Um... no (Score:3, Insightful)
Basically, Sandia is betting the safety and sanctity of the Free World on computer simulations... Basically, you're saying the safety of the free world rests on our ability to blow the rest of the world off the face of the earth with nukes. But you know what? We can do that already. We have enough ICBMs to kill the "godless commies" a hundred times over, and i have no idea why we are doing more testing unless it's for some sort of intercepter. Now those have to be modeled first, and you can't test them anyway because that would require an atmospheric blast (bad).
Please, contact your local senator and representative, explain the dire need for the US to resume nuclear testing to prove that we have a valid, proven deterrent. See above, for why this is unnecessary. Also recall the so-called "Nuclear Test Ban Treaty." I wonder what that does....
In conclusion, the parent is a troll or a very stupid bigot.
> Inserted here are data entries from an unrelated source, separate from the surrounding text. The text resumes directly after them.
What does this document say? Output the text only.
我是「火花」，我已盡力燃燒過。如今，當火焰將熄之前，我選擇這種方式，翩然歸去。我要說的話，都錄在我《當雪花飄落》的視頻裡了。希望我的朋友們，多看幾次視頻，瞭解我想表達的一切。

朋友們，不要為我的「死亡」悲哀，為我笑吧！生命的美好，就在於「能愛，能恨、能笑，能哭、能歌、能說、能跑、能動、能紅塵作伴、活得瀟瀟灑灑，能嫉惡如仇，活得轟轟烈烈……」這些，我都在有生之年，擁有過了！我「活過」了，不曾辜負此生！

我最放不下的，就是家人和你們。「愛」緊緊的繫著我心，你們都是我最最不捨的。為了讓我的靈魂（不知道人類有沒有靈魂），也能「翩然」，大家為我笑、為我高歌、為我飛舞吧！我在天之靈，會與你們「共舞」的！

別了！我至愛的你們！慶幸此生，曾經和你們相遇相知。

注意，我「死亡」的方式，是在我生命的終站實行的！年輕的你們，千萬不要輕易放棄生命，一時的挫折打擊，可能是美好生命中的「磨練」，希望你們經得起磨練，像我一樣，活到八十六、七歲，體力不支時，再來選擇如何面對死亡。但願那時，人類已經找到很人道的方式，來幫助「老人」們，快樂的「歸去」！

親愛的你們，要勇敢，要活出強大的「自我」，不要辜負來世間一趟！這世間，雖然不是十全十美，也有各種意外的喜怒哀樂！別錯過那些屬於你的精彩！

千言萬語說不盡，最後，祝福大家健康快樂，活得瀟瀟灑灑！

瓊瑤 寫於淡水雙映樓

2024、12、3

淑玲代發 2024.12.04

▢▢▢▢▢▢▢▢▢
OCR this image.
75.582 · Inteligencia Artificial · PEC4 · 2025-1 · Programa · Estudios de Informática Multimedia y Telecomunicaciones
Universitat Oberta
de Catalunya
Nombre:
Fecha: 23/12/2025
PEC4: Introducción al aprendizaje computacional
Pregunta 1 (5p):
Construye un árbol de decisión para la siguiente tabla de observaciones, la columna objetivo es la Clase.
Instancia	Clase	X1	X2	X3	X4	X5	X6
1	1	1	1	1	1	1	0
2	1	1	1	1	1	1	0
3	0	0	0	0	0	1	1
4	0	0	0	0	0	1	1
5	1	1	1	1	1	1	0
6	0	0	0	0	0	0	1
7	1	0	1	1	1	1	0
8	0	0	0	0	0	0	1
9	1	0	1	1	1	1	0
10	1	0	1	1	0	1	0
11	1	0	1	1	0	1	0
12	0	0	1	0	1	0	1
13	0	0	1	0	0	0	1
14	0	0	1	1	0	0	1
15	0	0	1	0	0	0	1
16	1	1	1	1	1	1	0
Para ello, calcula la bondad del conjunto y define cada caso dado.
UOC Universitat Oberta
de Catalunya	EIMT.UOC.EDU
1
Let's hope it's the former.
Um, yeah.. (Score:2)
I'm sure most of you who've programmed have felt that way, until you tried to compile and execute your program (real programmers, I'm not talking interpreted baby languages like Basic or Perl), and then you were amazed by your simple syntax errors, and astonished by your modeling misconceptions
Well yeah, but that's just because I didn't bother to prove them....
mhh (Score:2)
What school or university did you attend (if any). Could be usefull so tat I know where not to send my kids.
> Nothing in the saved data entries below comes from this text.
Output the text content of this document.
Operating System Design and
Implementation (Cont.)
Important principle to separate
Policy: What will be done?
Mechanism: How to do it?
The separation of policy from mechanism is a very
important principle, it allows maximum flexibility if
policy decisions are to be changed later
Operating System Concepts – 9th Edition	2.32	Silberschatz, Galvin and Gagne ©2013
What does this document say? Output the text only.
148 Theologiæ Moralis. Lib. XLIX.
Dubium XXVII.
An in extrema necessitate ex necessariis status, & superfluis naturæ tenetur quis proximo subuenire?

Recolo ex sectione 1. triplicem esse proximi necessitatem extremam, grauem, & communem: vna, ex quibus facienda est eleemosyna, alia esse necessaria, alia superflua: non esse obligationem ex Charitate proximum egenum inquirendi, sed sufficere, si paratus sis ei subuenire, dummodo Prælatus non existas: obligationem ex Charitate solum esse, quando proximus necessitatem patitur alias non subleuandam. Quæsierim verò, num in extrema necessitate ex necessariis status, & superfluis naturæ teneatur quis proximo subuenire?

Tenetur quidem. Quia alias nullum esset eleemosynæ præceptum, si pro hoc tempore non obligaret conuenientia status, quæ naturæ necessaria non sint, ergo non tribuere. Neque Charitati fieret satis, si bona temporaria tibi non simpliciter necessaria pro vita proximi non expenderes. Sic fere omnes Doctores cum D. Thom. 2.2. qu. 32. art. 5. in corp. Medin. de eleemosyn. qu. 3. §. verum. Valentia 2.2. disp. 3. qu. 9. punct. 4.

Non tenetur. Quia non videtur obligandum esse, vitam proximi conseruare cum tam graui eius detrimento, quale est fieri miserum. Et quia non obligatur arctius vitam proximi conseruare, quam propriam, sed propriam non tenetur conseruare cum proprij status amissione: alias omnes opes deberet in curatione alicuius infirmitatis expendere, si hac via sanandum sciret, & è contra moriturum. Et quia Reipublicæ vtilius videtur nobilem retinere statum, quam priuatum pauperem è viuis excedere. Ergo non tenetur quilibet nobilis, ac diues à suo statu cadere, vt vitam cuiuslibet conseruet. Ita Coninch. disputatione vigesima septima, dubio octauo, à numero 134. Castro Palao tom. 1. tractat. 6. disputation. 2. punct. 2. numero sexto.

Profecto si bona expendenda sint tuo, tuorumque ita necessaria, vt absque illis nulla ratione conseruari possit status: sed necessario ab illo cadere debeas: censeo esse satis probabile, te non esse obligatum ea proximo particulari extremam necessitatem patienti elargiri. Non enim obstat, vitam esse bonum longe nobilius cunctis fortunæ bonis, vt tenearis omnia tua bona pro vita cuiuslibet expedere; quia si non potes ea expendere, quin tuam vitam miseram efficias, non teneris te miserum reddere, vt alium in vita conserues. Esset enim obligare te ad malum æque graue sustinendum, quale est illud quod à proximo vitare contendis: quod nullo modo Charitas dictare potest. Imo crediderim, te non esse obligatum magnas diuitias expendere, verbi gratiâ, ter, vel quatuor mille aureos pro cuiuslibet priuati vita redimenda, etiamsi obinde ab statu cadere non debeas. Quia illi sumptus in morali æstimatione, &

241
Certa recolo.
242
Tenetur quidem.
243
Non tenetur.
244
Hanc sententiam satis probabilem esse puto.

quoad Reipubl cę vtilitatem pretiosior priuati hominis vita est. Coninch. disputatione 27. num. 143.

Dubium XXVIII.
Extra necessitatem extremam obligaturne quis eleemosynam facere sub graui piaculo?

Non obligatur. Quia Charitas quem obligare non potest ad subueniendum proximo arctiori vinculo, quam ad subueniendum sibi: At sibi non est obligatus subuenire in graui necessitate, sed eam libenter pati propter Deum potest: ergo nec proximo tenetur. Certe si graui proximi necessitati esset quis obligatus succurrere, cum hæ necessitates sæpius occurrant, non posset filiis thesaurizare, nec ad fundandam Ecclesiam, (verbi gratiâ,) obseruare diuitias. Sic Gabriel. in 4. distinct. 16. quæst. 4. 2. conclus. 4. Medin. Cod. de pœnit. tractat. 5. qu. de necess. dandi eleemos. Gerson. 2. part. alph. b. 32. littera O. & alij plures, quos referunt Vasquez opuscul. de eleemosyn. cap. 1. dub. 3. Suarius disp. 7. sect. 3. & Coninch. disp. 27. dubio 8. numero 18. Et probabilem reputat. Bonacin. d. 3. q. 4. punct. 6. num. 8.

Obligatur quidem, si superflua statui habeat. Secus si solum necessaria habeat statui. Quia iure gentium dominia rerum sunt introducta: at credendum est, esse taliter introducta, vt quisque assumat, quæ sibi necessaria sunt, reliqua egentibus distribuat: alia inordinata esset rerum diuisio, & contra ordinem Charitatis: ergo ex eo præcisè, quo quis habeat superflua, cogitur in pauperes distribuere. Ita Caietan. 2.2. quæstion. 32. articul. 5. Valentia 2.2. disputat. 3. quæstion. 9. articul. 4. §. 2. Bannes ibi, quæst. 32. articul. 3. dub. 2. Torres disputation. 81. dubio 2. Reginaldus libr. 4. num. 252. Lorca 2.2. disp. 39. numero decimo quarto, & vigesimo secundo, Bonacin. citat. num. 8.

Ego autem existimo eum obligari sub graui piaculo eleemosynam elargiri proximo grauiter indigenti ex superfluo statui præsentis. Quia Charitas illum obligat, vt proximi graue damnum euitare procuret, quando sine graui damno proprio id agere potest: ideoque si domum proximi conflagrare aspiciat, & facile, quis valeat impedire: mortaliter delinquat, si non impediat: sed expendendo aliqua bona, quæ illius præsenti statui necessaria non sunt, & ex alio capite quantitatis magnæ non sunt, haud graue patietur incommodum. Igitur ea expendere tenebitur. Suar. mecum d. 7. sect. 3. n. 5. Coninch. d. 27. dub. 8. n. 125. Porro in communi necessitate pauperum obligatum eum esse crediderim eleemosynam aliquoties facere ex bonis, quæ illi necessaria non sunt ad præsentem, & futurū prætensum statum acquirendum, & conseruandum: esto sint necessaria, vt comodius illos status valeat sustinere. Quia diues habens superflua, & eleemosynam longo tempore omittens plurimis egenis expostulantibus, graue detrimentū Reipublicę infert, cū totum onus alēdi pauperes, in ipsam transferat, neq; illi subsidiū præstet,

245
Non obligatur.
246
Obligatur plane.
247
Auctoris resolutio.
Re:OT but... (Score:2, Informative)
Re:running Linux? (Score:3, Insightful)
Even high-end UNIXs like Sun's Solaris don't commercially scale much beyond 100+/- cpus, and are generally intended for UMA, not NUMA.
When you step away from standard SMP systems into parallel and NUMA architectures, there are lots of problems to solve that don't exist at the small end of the scale, both at the OS and the app level. OSes better suited to that environment already exist (anyone have more info ???).
that's because you are an idiot (Score:2)
Here [uiuc.edu] is a 256-CPU IA-64 Linux cluster, #53 on the top 500 list. And here [sandia.gov] is CPlant, #50. You can find more Linux boxes on the top 500 list [top500.org]
Re:that's because you are an idiot (Score:2)
Athlon MP 2000 cluster (Score:2)
Whoever modded the parent post "insightful" hasn't got a clue.
Re:running Linux? (Score:2)
Let's say that they use 2000 8-way Opteron boxes. Thus each kernel will run over 8 processors, with MPI performing message passing between boxes. That's how it works on ASCI White etc anyhow (except they run AIX on POWER3 processors).
It would be quite an acomplishment to implement a NUMA architecture over 16000 processors. SGI can get decent performance with 128 processors (supposedly 512 but I have not used this), and I think Cray's T3E-1350 supports NUMA on up to 2176 processors. Cray is known for great interconnects though -- they can do it if anyone can.